The Great Flavoured Gin Debate: Innovation, Opportunism, and the Soul of a Spirit

There is a photograph, taken in a supermarket in Nottingham in 2019, that circulated widely among gin professionals. It shows an aisle — an entire aisle — dedicated to flavoured gin. Pink gin, rhubarb and ginger gin, blood orange gin, parma violet gin, candy floss gin, unicorn gin (yes, unicorn gin), and something called "shimmer gin" that contained edible glitter. The photograph was shared with reactions ranging from delight to horror, depending on whom you asked. It remains, for better or worse, one of the defining images of the modern gin boom.

Flavoured gin is the most contentious topic in the spirits world. It has brought millions of new drinkers to gin, generated billions of pounds in revenue, and introduced a level of creativity (or, critics would say, absurdity) that the category has never seen before. It has also, according to its detractors, cheapened gin's reputation, confused consumers about what gin actually is, and allowed a flood of poorly made products to trade on the goodwill built by centuries of craft distilling.

Both sides have a point. The truth, as usual, is complicated.

What is Flavoured Gin?

The term covers a spectrum. At one end are gins that incorporate unconventional botanicals into the distillation process — Hendrick's with its cucumber and rose, for example, or Whitley Neill Rhubarb & Ginger, which redistils grain spirit with rhubarb root and ginger alongside traditional botanicals. These are, by any reasonable standard, properly made gins that happen to use unusual flavourings.

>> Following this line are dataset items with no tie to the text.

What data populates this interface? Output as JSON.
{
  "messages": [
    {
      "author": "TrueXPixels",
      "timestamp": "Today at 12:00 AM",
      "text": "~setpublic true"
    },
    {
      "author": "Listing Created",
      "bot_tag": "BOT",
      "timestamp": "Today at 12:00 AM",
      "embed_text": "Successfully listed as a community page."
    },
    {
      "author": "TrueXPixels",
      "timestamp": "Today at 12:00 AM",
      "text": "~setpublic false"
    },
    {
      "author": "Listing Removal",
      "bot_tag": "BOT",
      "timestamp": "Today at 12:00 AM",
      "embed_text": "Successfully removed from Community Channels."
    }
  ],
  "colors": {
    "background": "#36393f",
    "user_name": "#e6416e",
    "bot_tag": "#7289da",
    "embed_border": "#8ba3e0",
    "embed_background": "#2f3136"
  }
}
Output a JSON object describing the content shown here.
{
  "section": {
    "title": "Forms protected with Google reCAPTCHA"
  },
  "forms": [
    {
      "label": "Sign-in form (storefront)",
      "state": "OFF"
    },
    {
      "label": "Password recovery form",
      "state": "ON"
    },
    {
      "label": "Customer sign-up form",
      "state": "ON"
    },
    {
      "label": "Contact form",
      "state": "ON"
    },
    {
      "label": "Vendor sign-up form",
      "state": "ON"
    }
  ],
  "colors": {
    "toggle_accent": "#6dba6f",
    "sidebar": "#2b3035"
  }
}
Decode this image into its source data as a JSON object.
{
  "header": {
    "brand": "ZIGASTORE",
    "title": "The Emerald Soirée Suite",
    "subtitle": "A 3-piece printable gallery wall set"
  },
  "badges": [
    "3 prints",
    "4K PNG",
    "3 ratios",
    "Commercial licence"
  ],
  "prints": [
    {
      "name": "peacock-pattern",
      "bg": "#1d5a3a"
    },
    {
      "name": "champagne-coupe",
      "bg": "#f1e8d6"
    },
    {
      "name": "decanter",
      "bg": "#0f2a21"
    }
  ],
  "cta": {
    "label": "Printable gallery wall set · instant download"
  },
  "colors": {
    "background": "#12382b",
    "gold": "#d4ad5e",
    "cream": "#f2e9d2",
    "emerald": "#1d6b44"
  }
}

At the other end are products that are essentially flavoured vodkas with enough juniper to scrape over the legal threshold. Many pink gins, for instance, are made by adding fruit flavourings and colourings to a base gin after distillation — a process that produces a drinkable, often quite pleasant product, but one that has more in common with an alcopop than with a traditionally distilled gin. Legally, if juniper is the predominant flavour, the product can be called gin. Practically, some of these products taste more of strawberry than of juniper, which raises legitimate questions about consumer expectations.

The Case For

The pro-flavoured-gin argument is straightforward and powerful: it works. Flavoured gins have brought more people into the gin category than any marketing campaign, bartender trend, or critical endorsement could have achieved. In the UK, flavoured gin drove the majority of the category's growth between 2017 and 2020, and many of those new drinkers have subsequently traded up to premium London Dry and contemporary gins. Flavoured gin is, in this view, a gateway — the shallow end of the pool from which curious drinkers can progress to deeper waters.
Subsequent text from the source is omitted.